Wilson's Theorem converse

Question

I am currently working through Contemporary Abstract Algebra 10th edition by Gallian. I have come across a problem that looks like Wilson's Theorem from number theory.

The problem: If $n$ is a positive integer greater than $1$ and $(n-1)! \equiv 1 \mod n$ then $n$ is prime.
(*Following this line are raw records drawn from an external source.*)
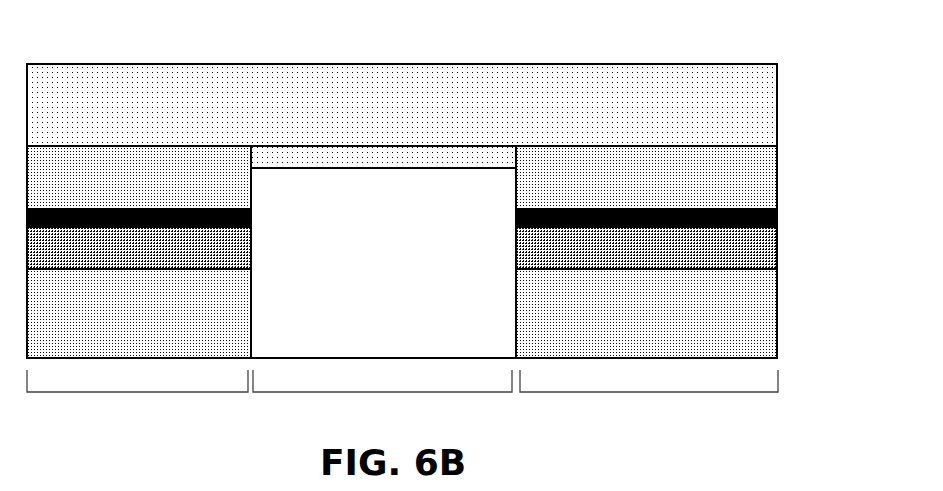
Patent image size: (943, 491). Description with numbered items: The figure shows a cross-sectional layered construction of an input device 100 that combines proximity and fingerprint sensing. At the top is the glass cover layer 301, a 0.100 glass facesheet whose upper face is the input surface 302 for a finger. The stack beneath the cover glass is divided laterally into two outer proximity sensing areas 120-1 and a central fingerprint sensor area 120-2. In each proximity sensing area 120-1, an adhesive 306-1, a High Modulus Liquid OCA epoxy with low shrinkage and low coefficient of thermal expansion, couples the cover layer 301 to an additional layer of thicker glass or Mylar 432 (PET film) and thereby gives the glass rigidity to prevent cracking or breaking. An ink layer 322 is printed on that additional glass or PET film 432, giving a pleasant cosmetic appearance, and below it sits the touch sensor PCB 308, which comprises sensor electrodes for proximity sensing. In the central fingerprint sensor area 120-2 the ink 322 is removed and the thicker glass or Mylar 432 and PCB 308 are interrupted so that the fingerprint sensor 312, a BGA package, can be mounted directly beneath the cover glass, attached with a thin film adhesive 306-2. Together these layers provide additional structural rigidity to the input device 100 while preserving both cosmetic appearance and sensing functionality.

The input device 100 is at (190, 38).
The input surface 302 is at (640, 64).
The glass cover layer 301 is at (402, 105).
The adhesive 306-1 is at (402, 177).
The thin film adhesive 306-2 is at (383, 157).
The fingerprint sensor 312 is at (383, 263).
The ink layer 322 is at (777, 210).
The thicker glass or Mylar layer 432 is at (402, 248).
The touch sensor PCB 308 is at (402, 313).
The proximity sensing area 120-1 is at (137, 392).
The fingerprint sensor area 120-2 is at (383, 392).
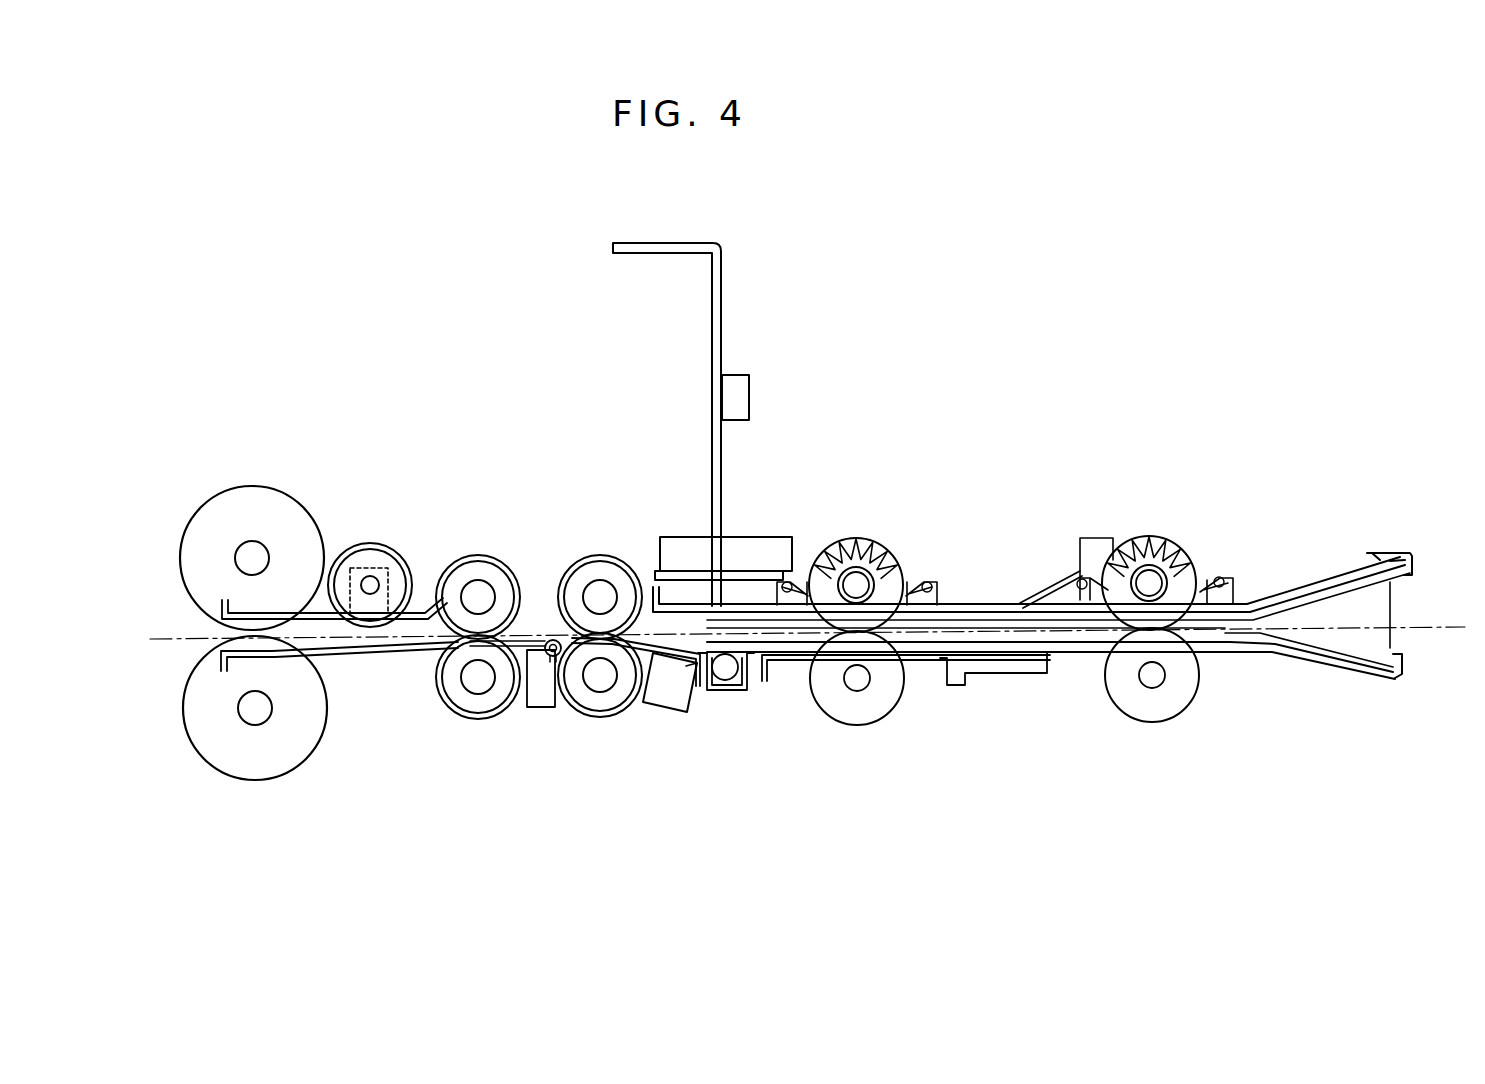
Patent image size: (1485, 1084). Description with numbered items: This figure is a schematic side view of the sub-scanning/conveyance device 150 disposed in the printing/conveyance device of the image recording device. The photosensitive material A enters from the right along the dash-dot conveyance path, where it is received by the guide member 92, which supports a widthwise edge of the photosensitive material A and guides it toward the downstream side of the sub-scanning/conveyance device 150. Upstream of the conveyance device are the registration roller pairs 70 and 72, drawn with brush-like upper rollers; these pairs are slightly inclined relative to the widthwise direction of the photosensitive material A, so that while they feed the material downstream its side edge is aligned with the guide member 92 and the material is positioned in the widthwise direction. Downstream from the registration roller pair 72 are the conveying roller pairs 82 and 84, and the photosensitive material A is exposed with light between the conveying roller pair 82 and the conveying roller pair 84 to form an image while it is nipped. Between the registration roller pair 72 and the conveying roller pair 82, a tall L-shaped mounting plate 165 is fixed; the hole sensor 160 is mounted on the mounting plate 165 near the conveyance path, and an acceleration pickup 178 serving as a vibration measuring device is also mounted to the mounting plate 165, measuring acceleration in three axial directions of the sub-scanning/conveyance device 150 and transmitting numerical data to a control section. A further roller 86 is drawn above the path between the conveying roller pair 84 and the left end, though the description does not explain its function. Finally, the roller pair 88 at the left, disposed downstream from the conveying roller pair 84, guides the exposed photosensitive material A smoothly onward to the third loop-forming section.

The sub-scanning/conveyance device 150 is at (1177, 330).
The roller pair 88 is at (192, 672).
The roller 86 is at (377, 557).
The conveying roller pair 84 is at (482, 558).
The conveying roller pair 82 is at (604, 558).
The hole sensor 160 is at (755, 548).
The mounting plate 165 is at (720, 333).
The acceleration pickup 178 is at (741, 405).
The registration roller pair 72 is at (870, 536).
The registration roller pair 70 is at (1148, 547).
The guide member 92 is at (1380, 603).
The photosensitive material A is at (1428, 629).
I don't have a problem with the proof but I am trying to connect this to the converse of Wilson's Theorem, since the theorem states that for any prime $p$, we have $(p-1)! \equiv -1 \mod p$. It is mainly the sign that is confusing me.

Answer 1

If $n$ is a composite number, that is, there exists $1<p<n$ such that $p$ divides $n$ and $p$ is prime. Hence $p\mid n$ and $p \mid (n-1)!$, so $(n-1)!$ and $n$ are not coprime. This proves the converse of Wilson's theorem, but we can do better.

If $n\not=p^2$, then $p$ and $n/p$ are two distinct numbers amongst $1, 2, \cdots, n-1$, so $n\mid (n-1)!$, $(n-1)!\equiv 0 \mod n$.

If $n=p^2$ and $p>2$, then $1<p<2p<p^2$ are two distinct numbers amongst $1, 2, \cdots, n-1=p^2-1$, hence $(n-1)!\equiv 0\mod n$.

We're left with the case $p=2, n=p^2=4$, in which case $3!\equiv 2\mod 4$.

In all,

$$(n-1)!\equiv\begin{cases} -1 \mod n & \text{ if } n \text{ is prime } \\ 2 & \text{ if } n=4 \\ 0 & \text{ otherwise }\end{cases}$$

Answer 2

Suppose that this statement were true. Follow that line of reasoning.

Start with an integer $n > 1$ such that $(n-1)! \equiv 1 \pmod{n}$. By this conjecture, $n$ is prime. But then Wilson gives us that $(n-1)! \equiv -1 \pmod{n}$, so we have $1 \equiv -1 \pmod{n}$ or equivalently $2 \equiv 0 \pmod{n}$, which means that $n = 2$.

Clearly, this is too restrictive!

So, yeah, your suspicion is merited. The claim as written is false and likely a typo. In fact, Wilson's Theorem is an if and only if statement.